Using ‘PIPL’ API Service and Microsoft Logic Apps to enrich your marketing list

PIPL (“PEOPLE”) is a service used to search for a person and return relevant information about them. This service is a fee per transaction service that will “enrich” the information of a person that you send it. There are several options to use the service, upload a spreadsheet of contacts and select the enrichment you would like returned, or an API that returns a JSON payload. The API has three levels of access ranging from $0.10 to $0.40 per returned record.

The PIPL API is what was used for a project to enrich a marketing list. I selected the “Business” API service. The fields returned are shown in the graphic below.

PIPL API feature selector

PIPL API is SSL compliant and can also accept MD5hashed email to preserve anonymity when transmitting.

Per PIPL, the minimal requirement to run a search is to have at least one full name, email, phone, username, user_id, URL or a single valid US address (down to a house number).

1.0  ORGANIZE DATA IN THE DATABASE TABLE

My marketing list contained first name, last name, address, city, state, zip code and a birth-date. This data will be fed into the PIPL API using an HTTP call in Logic apps.
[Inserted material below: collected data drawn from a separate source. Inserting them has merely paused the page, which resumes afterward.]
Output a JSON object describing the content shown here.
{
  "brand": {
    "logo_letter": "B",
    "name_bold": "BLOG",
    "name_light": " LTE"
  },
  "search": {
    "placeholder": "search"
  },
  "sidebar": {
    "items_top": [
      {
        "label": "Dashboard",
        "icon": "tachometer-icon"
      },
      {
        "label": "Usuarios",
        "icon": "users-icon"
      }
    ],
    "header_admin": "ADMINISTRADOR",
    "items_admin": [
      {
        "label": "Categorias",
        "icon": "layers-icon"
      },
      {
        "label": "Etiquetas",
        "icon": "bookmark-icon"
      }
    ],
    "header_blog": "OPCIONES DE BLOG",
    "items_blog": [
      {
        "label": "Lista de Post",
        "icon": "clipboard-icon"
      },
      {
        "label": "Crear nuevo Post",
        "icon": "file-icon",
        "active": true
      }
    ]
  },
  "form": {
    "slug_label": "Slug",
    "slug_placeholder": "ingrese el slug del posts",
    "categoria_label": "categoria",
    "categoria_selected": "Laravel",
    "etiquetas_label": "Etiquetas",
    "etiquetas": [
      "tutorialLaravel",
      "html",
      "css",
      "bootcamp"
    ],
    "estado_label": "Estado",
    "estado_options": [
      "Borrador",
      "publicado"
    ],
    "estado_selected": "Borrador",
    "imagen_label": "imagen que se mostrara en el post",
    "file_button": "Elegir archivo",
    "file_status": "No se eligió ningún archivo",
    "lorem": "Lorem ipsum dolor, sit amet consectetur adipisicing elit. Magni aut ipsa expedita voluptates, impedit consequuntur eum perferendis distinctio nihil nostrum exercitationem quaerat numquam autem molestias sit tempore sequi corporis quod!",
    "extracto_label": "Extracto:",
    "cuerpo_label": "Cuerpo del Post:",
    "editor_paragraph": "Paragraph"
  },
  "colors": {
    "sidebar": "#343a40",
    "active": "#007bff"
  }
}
My database table of contacts was copied, and an additional column was added for adding a status of the record enrichment. I created a table from the master marketing list that only contained records that needed a cell phone and email address.

2.0  CREATE THE QUERIES

Using Postman and the sample queries within the PIPL API documentation, I created and tested the request and JSON response from the PIPL API. There are many search configuration parameters available for use in this API to minimize incorrect matches, and to also check if the information we needed was in the PIPL database. These “Atomic” queries will only retrieve the information if it exists, therefore reducing the total amount of cost involved using this API. We specifically were interested in the user’s personal email and the users mobile phone number, but the data returned has many more fields available. From the PIPL API documentation, this is a sample response from a person search:

Example of a PIPL response

PIPL made the search easy by utilizing Match Criteria as explained in their documentation. For example, phone.mobile or address.personal were used to define my query. The criteria will be met if the response contains at least one person (perfectly matching or a possible person) which includes a source of the requested category. I also only wanted a confirmed match (we knew who we were looking for), so the “Minimum Match” value was set to 1.0.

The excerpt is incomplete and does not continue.